Une grande fresque romanesque
Sur sa toile des souvenirs, Fernando Aramburu fait se confronter deux familles du Pays basque espagnol déchirées par le conflit nationaliste. L’une a un fils enrôlé dans la lutte armée de l’ETA des années 1990, l’autre en est victime. Autrefois amies, les deux mères de famille se regardent comme dans un miroir dans lequel se déroule une guerre sans merci entre pardon et oubli.

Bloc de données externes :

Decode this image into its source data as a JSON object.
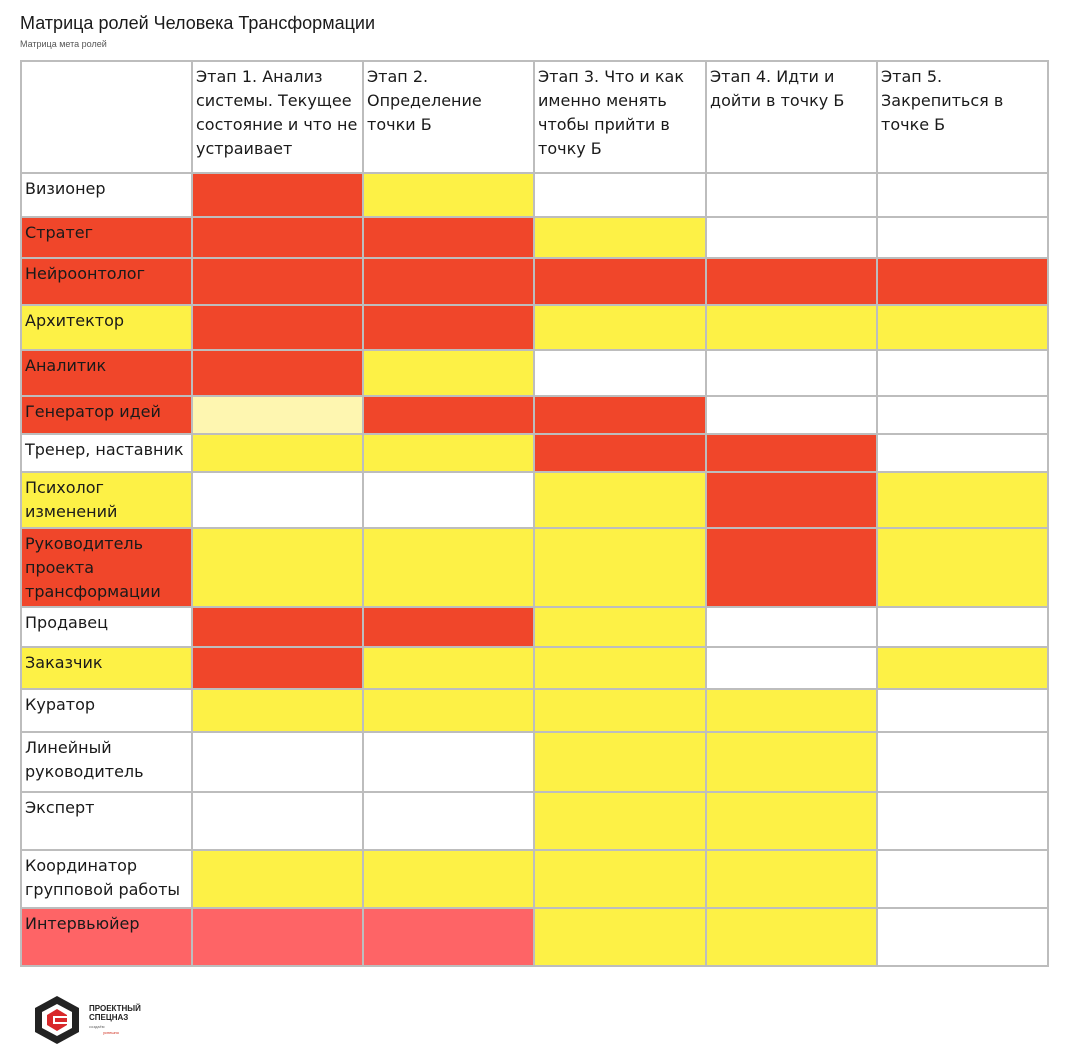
{
  "page": {
    "title": "Матрица ролей Человека Трансформации",
    "subtitle": "Матрица мета ролей"
  },
  "colors": {
    "red": "#f0462a",
    "yellow": "#fdf146",
    "light_yellow": "#fef6b0",
    "pink": "#fe6466",
    "white": "#ffffff",
    "border": "#bdbdbd"
  },
  "matrix": {
    "header": [
      "",
      "Этап 1. Анализ системы. Текущее состояние и что не устраивает",
      "Этап 2. Определение точки Б",
      "Этап 3. Что и как именно менять чтобы прийти в точку Б",
      "Этап 4. Идти и дойти в точку Б",
      "Этап 5. Закрепиться в точке Б"
    ],
    "rows": [
      {
        "role": "Визионер",
        "role_color": "white",
        "cells": [
          "red",
          "yellow",
          "white",
          "white",
          "white"
        ]
      },
      {
        "role": "Стратег",
        "role_color": "red",
        "cells": [
          "red",
          "red",
          "yellow",
          "white",
          "white"
        ]
      },
      {
        "role": "Нейроонтолог",
        "role_color": "red",
        "cells": [
          "red",
          "red",
          "red",
          "red",
          "red"
        ]
      },
      {
        "role": "Архитектор",
        "role_color": "yellow",
        "cells": [
          "red",
          "red",
          "yellow",
          "yellow",
          "yellow"
        ]
      },
      {
        "role": "Аналитик",
        "role_color": "red",
        "cells": [
          "red",
          "yellow",
          "white",
          "white",
          "white"
        ]
      },
      {
        "role": "Генератор идей",
        "role_color": "red",
        "cells": [
          "light_yellow",
          "red",
          "red",
          "white",
          "white"
        ]
      },
      {
        "role": "Тренер, наставник",
        "role_color": "white",
        "cells": [
          "yellow",
          "yellow",
          "red",
          "red",
          "white"
        ]
      },
      {
        "role": "Психолог изменений",
        "role_color": "yellow",
        "cells": [
          "white",
          "white",
          "yellow",
          "red",
          "yellow"
        ]
      },
      {
        "role": "Руководитель проекта трансформации",
        "role_color": "red",
        "cells": [
          "yellow",
          "yellow",
          "yellow",
          "red",
          "yellow"
        ]
      },
      {
        "role": "Продавец",
        "role_color": "white",
        "cells": [
          "red",
          "red",
          "yellow",
          "white",
          "white"
        ]
      },
      {
        "role": "Заказчик",
        "role_color": "yellow",
        "cells": [
          "red",
          "yellow",
          "yellow",
          "white",
          "yellow"
        ]
      },
      {
        "role": "Куратор",
        "role_color": "white",
        "cells": [
          "yellow",
          "yellow",
          "yellow",
          "yellow",
          "white"
        ]
      },
      {
        "role": "Линейный руководитель",
        "role_color": "white",
        "cells": [
          "white",
          "white",
          "yellow",
          "yellow",
          "white"
        ]
      },
      {
        "role": "Эксперт",
        "role_color": "white",
        "cells": [
          "white",
          "white",
          "yellow",
          "yellow",
          "white"
        ]
      },
      {
        "role": "Координатор групповой работы",
        "role_color": "white",
        "cells": [
          "yellow",
          "yellow",
          "yellow",
          "yellow",
          "white"
        ]
      },
      {
        "role": "Интервьюйер",
        "role_color": "pink",
        "cells": [
          "pink",
          "pink",
          "yellow",
          "yellow",
          "white"
        ]
      }
    ]
  },
  "logo": {
    "line1": "ПРОЕКТНЫЙ",
    "line2": "СПЕЦНАЗ",
    "tagline": "создаём",
    "tagline2": "успешно"
  }
}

Patria se veut un roman basque mais il est bien plus que ça : un récit admirable, écrit à hauteur d’homme, qui redonne ses lettres de noblesse à la fresque romanesque. Ouvrez les pages d’une conscience humaine bafouée sur l’autel de la violence, et dont le seul espoir réside dans le pardon des uns et la repentance des autres. Inoubliable, cette lecture vous accompagnera bien plus longtemps que vos vacances.
En route pour New-York
Plongez à Brooklyn, années 1990, dans le quartier italien de Gravesend plus exactement, où un flic corrompu traîne son ennui en jouant au justicier « en équilibre entre le désespoir et la routine ». Ivre de chagrin, il croit que sa cruauté le vengera. Ce n’est que le départ de confrontations entre disloqués de la vie que le hasard rassemblera.
Un roman choral noir, social et plein d’espoir aussi. Fidèle à son habitude, William Boyle éclaire de sa plume sensible les destins personnels dont il démêle les impasses. La Cité des marges ne dévie pas à la règle et dresse le portrait d’un quartier, lieu de naissance de l’auteur, où se joue une très belle part d’humanité. Bouleversant.
Radiographie française
Un homme et une femme qui se sont connus et aimés durant leurs années lycée dans l’Est de la France se retrouvent la quarantaine passée. Elle était partie pour accomplir sa vie et symbolise la réussite professionnelle. Il est resté, et s’il souhaitait lui aussi réussir, force est de constater qu’il a plutôt passé sa vie à vivoter.
Entre désirs inassouvis et frustrations, le portrait d’un pays au tournant d’une élection symbolisant la victoire de l’idéologie managériale. Vanité des puissants. Vacuité des valeurs. La recherche du bonheur. Une histoire d’amour aussi. Et une chanson entêtante qui rassemble tout le monde : « On dit que la vie est une folie, et que la folie ça se danse ». Connemara de Nicolas Mathieu est un grand roman qui vous entraîne et ne vous lâche plus.
Détour noir en Italie
L’Eté sans retour est un court roman dans lequel se condensent plusieurs tensions sociales : l’homosexualité dans le milieu paysan des années 2000, la disparition d’une jeune fille de quinze ans, l’indécence des médias qui tournent autour du drame comme des vautours. Mais il y a aussi l’indignité des uns et la douceur des sentiments des autres.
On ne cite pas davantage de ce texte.